We want to do these things. We’re already trying to do these things. It’s proving, though, to be an almost Sisyphean task.
When libraries are beholden to combinations of public and private funding as we are, convincing our stakeholders that such evolution is worthwhile constitutes an exhausting uphill battle. Without their support and backing, such evolution becomes nigh impossible. It’s a case of too many chefs, too much politics, too many people trying to leverage their support to advance their private agendas. Public libraries get held hostage to too many peoples’ differing visions.
And it’s the library’s job to try and satisfy them all. So the solution to our problems isn’t that easy.
On that front, high profile articles like this in Forbes can be a tremendous help in counteracting entrenched beliefs and systems. I realize that Mr. Vinjamuri wrote his articles to try and influence a non-librarian audience, and that he needs to summarize the issues and concepts for them. But I also feel very strongly that he doesn’t give libraries and librarians nearly enough credit for what we’ve already done on these fronts, what we’re trying to do, what we’ve dreamed and conceived and planned.
Despite his good intentions in these articles, he portrays libraries as being less progressive, less thoughtful, less creative, and far more complacent than we really are.
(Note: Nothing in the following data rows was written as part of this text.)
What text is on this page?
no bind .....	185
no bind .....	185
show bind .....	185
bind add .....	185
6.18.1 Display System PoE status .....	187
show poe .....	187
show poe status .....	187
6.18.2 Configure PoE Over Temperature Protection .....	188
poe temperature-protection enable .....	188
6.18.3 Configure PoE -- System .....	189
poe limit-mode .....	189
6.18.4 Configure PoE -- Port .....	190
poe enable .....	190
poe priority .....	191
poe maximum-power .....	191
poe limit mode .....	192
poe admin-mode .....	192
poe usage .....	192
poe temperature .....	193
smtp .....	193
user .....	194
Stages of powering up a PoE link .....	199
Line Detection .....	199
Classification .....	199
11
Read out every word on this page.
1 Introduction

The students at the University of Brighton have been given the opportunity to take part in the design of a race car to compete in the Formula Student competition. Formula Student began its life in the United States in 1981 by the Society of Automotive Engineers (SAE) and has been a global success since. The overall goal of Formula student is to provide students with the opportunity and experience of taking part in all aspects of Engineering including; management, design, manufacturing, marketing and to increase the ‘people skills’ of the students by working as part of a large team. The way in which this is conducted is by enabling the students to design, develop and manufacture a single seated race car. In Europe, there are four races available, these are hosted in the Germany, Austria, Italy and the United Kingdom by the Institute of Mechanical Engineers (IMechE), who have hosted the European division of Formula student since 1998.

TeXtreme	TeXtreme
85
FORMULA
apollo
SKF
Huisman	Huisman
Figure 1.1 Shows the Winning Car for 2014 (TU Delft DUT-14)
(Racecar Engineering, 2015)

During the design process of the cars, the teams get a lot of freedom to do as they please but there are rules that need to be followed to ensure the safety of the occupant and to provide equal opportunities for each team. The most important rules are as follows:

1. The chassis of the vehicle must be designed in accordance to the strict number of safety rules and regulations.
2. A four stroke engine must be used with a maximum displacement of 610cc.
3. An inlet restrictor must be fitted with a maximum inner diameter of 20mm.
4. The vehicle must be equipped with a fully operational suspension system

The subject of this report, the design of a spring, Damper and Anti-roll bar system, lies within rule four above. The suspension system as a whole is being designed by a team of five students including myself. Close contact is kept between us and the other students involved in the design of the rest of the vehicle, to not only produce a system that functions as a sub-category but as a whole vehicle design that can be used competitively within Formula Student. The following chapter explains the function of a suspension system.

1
Such characterizations aren’t fair and do little to help.
It’s not enough to convince publishers and market forces that they’re wrong in how they treat libraries. He should also show how hard libraries are working to try and make these things happen, to serve our communities better. His apparent failure to comprehend that frustrates me.
It’s like this blog post says:
When we want to change the status quo, we need to approach it from the knowledge that someone had a good reason to make the decision they made. We should honor that.
Please, Mr. Vinjamuri – libraries and librarians deserve more honor than you’re showing us.